Ensaio sobre a derrota

Se há histórias incrivelmente previsíveis, a história entre Portugal e o Festival da Eurovisão é o melhor exemplo dessa previsibilidade. Se fosse um romance, seria comparável a uma daquelas histórias de amor que acabam em tragédia e com um dos protagonistas e chorar pelo desprezo que o amado lhe retribui. Se fosse um policial, Portugal seria, sem dúvida, o mau da fita, o serial killer que pratica um autêntico assassinato, a cada ano, no palco do festival, com a figura da “organização” como o polícia bom que não perde tempo em aniquilar o mau da fita português. Se fosse uma biografia, a data da morte, essa, era sabida logo à partida: o dia da semifinal em que o nosso país participa.

Mas não. A história da participação portuguesa acaba por ser uma autêntica novela mexicana. Previsível, mas pirosa. Sem a graça nem a perspicácia de verdadeiras obras literárias. Com um enredo (leia-se, comitiva) demasiado pequeno. E talvez com esse pormenor a ser mesmo o grande problema, que mata, desde à partida, a novela.

Filipa Sousa foi uma boa protagonista. Segura, brilhante. O guião que lhe foi dado para interpretar, esse sim, era realmente fraco. Nem a caracterização ajudou.
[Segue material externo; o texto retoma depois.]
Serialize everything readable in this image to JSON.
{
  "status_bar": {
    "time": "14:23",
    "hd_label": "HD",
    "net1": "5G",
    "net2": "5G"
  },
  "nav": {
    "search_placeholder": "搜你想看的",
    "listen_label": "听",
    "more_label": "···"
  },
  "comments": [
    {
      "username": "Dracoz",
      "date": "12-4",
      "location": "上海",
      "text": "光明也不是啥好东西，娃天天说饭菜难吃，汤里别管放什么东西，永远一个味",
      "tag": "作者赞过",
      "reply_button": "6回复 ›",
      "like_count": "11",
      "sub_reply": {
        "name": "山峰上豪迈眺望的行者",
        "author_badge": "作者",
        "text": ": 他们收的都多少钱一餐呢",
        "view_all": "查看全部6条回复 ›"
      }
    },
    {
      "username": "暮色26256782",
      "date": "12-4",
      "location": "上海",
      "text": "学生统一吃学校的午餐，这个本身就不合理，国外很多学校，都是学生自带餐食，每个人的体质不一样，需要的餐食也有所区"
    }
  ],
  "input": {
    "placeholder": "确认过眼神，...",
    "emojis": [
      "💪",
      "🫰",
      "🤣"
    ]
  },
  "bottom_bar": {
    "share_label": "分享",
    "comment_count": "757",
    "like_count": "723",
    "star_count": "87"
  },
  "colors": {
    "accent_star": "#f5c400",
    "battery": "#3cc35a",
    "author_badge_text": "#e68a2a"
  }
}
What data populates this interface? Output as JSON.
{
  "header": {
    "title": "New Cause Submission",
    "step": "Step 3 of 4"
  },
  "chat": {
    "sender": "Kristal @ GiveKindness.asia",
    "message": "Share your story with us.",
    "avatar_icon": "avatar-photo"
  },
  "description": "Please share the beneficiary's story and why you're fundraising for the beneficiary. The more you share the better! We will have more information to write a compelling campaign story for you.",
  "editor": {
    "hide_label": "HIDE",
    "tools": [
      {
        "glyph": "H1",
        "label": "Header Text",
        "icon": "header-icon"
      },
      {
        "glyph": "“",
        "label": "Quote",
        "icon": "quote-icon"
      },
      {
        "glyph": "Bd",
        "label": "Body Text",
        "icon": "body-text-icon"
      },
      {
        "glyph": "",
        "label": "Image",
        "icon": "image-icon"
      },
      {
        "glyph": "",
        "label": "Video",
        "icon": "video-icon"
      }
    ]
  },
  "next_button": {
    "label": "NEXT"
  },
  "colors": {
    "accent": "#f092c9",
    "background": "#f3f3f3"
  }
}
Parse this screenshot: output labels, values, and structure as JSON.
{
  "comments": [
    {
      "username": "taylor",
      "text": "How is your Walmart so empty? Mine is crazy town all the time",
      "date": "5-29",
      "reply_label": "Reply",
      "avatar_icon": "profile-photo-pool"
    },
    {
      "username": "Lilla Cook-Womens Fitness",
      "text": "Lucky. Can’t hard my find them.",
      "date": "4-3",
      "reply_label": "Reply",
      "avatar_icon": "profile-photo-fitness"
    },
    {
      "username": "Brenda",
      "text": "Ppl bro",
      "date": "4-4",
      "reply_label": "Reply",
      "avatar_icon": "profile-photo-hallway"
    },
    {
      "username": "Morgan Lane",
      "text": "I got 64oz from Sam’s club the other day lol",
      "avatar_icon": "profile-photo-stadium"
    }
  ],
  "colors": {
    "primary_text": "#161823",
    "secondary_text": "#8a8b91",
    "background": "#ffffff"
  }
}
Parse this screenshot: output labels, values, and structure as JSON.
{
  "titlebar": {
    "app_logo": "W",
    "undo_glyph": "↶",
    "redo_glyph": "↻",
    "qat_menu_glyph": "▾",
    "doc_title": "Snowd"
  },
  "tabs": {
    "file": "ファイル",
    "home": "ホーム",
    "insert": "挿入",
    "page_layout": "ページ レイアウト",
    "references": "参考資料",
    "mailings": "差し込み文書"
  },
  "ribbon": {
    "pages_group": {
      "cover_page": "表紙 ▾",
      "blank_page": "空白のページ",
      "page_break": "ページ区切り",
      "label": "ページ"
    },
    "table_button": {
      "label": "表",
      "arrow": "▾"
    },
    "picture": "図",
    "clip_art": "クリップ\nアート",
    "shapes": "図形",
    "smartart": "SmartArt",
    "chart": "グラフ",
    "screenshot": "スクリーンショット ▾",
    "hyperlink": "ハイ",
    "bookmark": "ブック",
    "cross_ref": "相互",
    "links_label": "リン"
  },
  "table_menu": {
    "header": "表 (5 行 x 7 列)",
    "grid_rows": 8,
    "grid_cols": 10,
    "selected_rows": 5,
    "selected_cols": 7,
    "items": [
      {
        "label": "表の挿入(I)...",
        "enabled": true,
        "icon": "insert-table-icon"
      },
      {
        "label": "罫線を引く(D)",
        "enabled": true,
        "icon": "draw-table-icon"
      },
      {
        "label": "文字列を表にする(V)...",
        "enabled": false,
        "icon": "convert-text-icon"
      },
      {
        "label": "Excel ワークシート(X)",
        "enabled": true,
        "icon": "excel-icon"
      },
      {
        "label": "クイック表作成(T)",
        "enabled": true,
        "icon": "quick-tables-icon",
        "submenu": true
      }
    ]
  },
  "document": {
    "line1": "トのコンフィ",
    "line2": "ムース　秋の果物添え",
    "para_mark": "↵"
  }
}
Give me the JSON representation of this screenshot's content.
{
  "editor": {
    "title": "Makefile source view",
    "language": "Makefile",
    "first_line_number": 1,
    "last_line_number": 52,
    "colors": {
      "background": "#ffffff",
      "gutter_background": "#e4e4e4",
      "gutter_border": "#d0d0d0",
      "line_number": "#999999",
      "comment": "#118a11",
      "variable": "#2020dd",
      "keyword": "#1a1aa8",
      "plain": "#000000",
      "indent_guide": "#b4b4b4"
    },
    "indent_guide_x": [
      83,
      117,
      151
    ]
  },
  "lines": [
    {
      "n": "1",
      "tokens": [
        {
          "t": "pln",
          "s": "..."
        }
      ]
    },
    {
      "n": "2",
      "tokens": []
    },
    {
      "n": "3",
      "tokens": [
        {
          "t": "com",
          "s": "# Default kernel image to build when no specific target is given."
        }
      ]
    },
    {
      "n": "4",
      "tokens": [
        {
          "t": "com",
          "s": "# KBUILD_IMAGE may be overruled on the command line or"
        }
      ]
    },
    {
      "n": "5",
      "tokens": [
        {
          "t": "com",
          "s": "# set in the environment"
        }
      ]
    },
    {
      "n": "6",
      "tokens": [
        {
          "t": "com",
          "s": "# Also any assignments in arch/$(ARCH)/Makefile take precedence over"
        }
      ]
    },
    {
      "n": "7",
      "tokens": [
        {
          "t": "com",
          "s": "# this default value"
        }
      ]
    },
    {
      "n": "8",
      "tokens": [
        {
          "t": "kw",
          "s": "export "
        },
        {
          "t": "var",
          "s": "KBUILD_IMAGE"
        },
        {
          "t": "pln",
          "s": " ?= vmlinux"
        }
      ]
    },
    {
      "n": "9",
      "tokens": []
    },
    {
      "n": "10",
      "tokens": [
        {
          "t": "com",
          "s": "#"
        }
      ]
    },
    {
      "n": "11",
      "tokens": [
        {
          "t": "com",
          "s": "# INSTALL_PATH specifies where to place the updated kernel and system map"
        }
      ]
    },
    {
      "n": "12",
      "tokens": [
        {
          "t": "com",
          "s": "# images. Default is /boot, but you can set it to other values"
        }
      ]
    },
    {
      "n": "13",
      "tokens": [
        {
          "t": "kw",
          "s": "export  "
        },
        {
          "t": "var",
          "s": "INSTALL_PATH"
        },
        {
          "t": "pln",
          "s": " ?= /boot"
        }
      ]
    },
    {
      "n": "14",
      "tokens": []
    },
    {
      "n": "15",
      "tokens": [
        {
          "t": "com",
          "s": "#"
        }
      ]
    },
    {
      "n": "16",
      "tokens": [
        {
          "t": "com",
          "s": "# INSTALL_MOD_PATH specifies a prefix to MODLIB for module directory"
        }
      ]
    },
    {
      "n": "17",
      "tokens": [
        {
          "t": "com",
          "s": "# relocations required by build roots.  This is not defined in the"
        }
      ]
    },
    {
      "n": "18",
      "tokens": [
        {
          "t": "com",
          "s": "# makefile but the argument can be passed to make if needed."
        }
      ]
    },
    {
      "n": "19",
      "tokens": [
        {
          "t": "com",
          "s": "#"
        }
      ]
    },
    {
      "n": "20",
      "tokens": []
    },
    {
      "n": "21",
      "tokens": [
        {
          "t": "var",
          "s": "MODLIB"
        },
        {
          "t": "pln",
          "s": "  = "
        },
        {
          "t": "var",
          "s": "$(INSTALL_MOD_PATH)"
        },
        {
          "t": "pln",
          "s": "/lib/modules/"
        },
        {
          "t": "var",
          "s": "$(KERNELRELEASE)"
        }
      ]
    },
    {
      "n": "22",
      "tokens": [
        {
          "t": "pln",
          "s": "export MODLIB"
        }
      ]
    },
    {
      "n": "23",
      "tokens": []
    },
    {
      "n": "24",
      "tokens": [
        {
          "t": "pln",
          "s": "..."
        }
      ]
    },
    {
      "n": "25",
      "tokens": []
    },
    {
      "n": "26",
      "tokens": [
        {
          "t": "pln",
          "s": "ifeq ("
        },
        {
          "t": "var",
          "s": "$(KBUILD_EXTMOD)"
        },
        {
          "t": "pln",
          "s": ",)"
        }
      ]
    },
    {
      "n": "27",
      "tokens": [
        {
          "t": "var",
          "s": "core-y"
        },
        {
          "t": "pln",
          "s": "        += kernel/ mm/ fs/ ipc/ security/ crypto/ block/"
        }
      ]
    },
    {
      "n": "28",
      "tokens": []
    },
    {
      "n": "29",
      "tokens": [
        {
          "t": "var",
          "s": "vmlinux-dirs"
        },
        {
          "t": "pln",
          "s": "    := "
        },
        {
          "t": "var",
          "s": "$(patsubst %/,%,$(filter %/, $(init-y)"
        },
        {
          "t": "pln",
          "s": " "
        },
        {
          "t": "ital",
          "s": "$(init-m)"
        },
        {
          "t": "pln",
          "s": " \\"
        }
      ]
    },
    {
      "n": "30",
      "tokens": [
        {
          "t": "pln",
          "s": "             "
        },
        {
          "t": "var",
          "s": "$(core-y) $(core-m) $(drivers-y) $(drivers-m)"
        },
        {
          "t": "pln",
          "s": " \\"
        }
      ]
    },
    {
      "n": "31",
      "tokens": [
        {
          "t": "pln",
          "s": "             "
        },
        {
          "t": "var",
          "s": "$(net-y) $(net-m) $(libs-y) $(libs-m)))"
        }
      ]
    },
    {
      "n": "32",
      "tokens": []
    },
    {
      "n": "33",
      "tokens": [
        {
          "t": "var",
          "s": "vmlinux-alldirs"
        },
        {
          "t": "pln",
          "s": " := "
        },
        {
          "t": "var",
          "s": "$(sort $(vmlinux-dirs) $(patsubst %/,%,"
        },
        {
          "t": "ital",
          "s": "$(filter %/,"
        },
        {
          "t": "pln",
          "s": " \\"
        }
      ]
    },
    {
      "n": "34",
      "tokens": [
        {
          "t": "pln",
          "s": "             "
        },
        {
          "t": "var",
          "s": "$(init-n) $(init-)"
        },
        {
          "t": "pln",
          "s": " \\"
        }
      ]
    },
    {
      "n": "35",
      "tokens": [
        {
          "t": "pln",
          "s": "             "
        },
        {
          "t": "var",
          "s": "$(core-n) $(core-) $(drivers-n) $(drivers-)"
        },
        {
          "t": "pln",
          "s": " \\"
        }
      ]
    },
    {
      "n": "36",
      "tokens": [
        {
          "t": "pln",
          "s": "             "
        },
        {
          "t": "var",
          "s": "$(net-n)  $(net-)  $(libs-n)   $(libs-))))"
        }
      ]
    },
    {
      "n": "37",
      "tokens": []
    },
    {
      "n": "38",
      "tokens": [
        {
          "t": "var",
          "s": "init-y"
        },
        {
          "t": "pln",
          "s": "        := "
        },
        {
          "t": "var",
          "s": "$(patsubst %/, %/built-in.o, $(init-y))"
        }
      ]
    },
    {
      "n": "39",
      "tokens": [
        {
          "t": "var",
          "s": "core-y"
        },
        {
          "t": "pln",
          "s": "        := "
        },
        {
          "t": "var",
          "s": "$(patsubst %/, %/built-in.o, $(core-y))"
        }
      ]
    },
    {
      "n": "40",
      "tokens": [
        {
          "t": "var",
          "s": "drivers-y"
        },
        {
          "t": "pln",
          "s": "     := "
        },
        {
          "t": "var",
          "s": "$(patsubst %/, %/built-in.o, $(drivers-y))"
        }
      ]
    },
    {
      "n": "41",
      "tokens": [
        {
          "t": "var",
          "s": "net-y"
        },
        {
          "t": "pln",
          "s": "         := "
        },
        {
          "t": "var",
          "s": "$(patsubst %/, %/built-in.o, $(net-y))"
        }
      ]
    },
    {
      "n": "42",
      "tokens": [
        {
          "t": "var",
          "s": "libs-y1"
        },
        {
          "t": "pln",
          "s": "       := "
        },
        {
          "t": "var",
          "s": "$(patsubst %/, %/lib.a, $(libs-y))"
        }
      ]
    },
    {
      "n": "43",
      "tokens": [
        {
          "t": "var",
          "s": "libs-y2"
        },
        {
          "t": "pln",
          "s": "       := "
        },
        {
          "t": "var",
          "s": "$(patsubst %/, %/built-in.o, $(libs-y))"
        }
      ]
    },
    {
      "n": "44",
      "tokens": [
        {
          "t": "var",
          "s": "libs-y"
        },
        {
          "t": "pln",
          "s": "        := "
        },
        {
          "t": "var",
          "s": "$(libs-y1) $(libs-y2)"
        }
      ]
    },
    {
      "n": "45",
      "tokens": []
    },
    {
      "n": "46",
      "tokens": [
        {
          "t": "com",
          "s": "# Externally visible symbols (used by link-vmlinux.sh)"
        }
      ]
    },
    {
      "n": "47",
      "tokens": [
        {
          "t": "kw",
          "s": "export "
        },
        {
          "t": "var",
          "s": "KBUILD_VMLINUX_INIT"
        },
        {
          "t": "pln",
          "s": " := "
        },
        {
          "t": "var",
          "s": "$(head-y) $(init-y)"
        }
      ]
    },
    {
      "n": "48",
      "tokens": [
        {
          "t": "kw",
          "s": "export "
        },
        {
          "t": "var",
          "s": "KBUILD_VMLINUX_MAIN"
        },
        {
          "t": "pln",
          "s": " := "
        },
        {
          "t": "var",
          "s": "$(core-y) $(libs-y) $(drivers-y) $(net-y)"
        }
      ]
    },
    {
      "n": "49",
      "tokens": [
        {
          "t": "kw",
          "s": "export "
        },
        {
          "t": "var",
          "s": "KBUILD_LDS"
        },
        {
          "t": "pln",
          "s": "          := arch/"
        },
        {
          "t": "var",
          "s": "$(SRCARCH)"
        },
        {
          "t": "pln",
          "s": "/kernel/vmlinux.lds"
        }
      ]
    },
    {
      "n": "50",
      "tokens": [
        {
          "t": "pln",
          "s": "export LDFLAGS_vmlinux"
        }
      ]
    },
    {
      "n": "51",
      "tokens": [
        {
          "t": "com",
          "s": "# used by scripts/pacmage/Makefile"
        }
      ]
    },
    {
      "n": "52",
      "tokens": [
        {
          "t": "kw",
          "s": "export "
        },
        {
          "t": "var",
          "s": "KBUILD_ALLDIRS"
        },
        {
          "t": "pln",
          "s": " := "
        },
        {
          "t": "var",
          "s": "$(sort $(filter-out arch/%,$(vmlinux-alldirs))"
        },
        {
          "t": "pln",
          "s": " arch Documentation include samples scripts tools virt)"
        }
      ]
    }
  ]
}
Os 3 minutos de história acabaram por sair gorados e o exigente público do leste europeu, substancialmente diferente das típicas donas de casa noveleiras da TVI, não aprovou o “episódio-piloto”.

A história acabou, como sempre, cedo demais, sem direito a segunda temporada.

Salvou-se o excelente narrador Pedro Granger, que fez o trabalho de casa e salvou o triste fado lusitano.

  • weLo

    claro, a TVI tinha q vir ao barulho.. podias ser imparcial às vezes, mas cada vez mais mostras que és anti-tvi, ou coisa parecida.. ridiculo. a continuar assim deixo de ler isto, porque as tuas ultimas três opiniões têm sido um desastre. a filipa estve bem, e devemos ter orgulho em sermos dos poucos países que canta na sua língua original, isso sim pode ter-nos custado a final… é muito fácil falar sem saber

  • Tiago

    A RTP é uma miséria. Essa é a raiz do problema. PORRA entreguem isto á TVI, façam uma espécie de “MelodienFestival” em Portugal e parem de investir milhões desalmadamente nalgo que não precisa de divulgação (futebol, é só uma questão de marcar golos ou nao, ninguem vai votar neles para ganharem, logo nao precisam de tanta divulgaçao e tantos programas em horario nobre) e invistam na MÚSICA, que está pelas ruas da amargura. Querem uma receita para ganhar ou pelo menos fazer boa figura? Euro-pop (em inglês) + Carlos Costa + divulgação/apoio aí têm a formula do nosso sucesso lá fora. ACORDEM!!!